Malgré cela, une grande partie de Lopez

«Il y avait une table qui commandait un tas de mezcal et je me suis dit, qui diable sont ces gens? Alors je suis allé dire bonjour », dit Moix. La femme à la tête de la table n’était autre que Bricia Lopez, qui, selon Moix, l’a poussé à étendre son programme mezcal. Elle l’a fait en partie en invitant des clients – amis, médias et gens de l’industrie – à boire du mezcal, et en lui demandant de stocker des bouteilles et des producteurs spécifiques.

«Dama Blanca», un cocktail mezcal au Mama Rabbit, est garni de fleurs comestibles.

Julian Cox, un autre mixologue notable avec des années d'expérience dans les bars et restaurants de Los Angeles, a également rencontré Lopez au début des années 2000, et lui attribue l'éducation et l'inspirer à expérimenter avec l'esprit.

«Elle m’a fait découvrir tant de mezcals. Il n’y en avait que quelques-uns sur le marché à l’époque », explique Cox. Son pur plaisir des cocktails mezcal l’a poussé à continuer de les concevoir, et son impact a été durable.

«J’inclus toujours du mezcal dans mes menus de cocktails. Cela fait désormais partie de ma philosophie et Bricia a contribué à l’inspirer », dit-il.

Mais Lopez et quiconque la connaîtra vous diront que le mezcal n'est que la pointe de l'iceberg proverbial. Son enthousiasme découle et s'étend à son amour et à son respect pour Oaxaca, son peuple et ses traditions. À Guelaguetza, par exemple, Lopez a engagé des artistes d'Oaxaca pour créer des œuvres pour le restaurant.

« Pour moi, il ne s’agissait pas seulement de mezcal, cela encourageait les gens à comprendre qu’il y avait plus dans une culture qu’une simple nourriture », explique Lopez. «Il s’agissait d’aider les gens, même les Mexicains-Américains, à comprendre qu’il y avait plus au Mexique que de la tequila.»

Oaxaca, pas le Mexique

De même que de nombreux Américains considèrent uniquement la tequila comme l'esprit du Mexique, Lopez

Elle pense que le succès de la mezcaleria a été rendu possible précisément en raison de son contexte: à Guelaguetza, les clients sont déjà prêts à découvrir une cuisine régionale et sont prêts à essayer quelque chose de nouveau. Le restaurant

« Nous servons du mezcal depuis le premier jour, depuis 1994. Il venait tout juste de le pousser d’une manière différente, en éduquant les gens sur le fait que le mezcal n’est pas seulement une chose, c’est beaucoup de choses différentes », dit Lopez.

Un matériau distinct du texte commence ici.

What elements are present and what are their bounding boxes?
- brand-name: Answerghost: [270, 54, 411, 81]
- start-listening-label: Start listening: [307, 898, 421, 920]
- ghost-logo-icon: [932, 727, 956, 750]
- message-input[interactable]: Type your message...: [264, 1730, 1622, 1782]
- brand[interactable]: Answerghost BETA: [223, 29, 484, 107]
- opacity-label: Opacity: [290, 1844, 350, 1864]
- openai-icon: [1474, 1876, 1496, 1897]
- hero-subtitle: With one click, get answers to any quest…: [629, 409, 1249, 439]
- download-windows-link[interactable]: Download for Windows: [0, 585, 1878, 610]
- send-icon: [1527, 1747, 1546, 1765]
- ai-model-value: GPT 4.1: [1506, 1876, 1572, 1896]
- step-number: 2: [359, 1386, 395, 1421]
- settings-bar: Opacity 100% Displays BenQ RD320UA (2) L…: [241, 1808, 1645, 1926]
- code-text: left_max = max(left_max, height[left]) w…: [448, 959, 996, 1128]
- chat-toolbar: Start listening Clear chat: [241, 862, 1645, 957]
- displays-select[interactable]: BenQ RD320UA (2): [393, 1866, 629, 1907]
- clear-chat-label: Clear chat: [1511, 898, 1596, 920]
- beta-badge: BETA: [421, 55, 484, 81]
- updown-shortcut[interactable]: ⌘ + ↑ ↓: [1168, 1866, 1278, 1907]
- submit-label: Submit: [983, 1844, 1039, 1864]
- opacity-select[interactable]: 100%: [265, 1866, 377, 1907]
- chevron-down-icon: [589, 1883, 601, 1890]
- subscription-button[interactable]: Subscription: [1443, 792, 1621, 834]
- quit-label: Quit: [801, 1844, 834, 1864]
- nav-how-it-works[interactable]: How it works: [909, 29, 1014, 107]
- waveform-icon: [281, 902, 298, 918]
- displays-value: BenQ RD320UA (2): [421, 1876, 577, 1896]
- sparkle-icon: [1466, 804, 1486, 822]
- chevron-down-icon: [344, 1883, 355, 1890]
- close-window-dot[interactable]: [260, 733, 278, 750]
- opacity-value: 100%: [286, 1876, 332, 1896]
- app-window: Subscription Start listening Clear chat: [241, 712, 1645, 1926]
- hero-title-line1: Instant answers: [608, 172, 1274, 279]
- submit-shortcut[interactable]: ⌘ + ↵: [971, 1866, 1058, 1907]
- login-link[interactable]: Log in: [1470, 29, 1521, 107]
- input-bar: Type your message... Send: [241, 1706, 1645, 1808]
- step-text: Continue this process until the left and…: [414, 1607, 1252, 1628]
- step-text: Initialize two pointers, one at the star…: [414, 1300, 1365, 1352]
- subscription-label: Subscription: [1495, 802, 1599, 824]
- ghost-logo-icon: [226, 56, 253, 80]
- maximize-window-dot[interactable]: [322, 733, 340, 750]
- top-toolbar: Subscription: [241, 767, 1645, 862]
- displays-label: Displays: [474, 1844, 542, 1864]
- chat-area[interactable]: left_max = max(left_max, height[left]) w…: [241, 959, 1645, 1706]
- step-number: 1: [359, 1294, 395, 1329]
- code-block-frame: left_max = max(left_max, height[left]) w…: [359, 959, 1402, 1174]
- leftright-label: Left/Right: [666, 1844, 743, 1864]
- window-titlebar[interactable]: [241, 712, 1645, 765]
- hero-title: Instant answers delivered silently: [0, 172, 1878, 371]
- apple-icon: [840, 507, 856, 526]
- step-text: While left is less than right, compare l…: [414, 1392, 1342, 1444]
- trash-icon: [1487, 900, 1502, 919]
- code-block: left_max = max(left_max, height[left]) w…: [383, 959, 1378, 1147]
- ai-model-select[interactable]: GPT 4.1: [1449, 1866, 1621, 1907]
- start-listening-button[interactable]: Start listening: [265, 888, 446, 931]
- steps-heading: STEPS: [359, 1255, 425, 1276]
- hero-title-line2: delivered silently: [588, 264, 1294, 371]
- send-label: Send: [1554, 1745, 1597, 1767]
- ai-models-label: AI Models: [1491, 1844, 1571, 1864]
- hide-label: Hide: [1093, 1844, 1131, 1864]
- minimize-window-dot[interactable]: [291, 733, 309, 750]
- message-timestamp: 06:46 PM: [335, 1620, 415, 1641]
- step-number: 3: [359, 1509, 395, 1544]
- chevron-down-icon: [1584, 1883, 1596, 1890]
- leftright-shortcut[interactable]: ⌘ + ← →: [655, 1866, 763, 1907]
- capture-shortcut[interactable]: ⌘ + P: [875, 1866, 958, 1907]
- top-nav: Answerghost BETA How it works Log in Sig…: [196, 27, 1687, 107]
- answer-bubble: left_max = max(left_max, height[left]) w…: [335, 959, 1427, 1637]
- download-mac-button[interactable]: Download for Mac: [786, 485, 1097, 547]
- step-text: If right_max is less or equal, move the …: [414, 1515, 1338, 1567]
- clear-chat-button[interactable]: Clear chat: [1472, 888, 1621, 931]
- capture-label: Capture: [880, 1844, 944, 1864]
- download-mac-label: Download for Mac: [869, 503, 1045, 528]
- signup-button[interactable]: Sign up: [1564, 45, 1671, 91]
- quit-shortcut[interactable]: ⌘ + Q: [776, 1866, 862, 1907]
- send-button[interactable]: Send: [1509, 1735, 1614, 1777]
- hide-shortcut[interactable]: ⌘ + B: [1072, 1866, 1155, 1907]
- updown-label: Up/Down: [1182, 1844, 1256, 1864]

Sa mission d'éduquer les gens sur la culture Oaxaca commence simplement par leur servir de très bons plats et boissons, sachant que s'ils l'aiment, ils

« Je ne peux pas vous dire honnêtement combien de fois elle a fait des dîners dans son restaurant pour environ 30 personnes et ne leur a rien facturé », explique Moix. «Elle avait investi tant d’énergie, à un prix si élevé pour elle et sa famille, pour promouvoir la culture et la cuisine mezcal et d’Oaxaca. Je ne connais personne qui investisse autant dans sa culture. « 

Et à cause de sa passion et de ses connaissances, elle

Idées fausses Mezcal

Lopez compare les buveurs de mezcal aux amateurs de vin, plus que toute autre catégorie de spiritueux, en raison de l'accent mis sur les producteurs et l'emplacement. Cependant, dit-elle,

Bien qu'il soit communément décrit comme un

« Les gens adorent les cocktails mezcal parce que cela leur donne autre chose qu’ils ne peuvent pas vraiment mettre le doigt », dit-elle.

Un autre malentendu, elle

«Les gens qualifient le mezcal de« tendance »depuis 10 ans. Si quelque chose a été «à la mode» au cours des 10 dernières années, ce n’est plus vraiment à la mode », explique Lopez. Elle indique que Las Vegas a maintenant un bar dédié au mezcal et à la tequila comme signe qu’il est entré dans le courant dominant.

Tous ses efforts pour enseigner le mezcal remontent à ses racines: la culture d'agave.

Tout compte fait, plus de mezcal signifie plus de reconnaissance de la culture d'Oaxaca et des gens derrière le produit.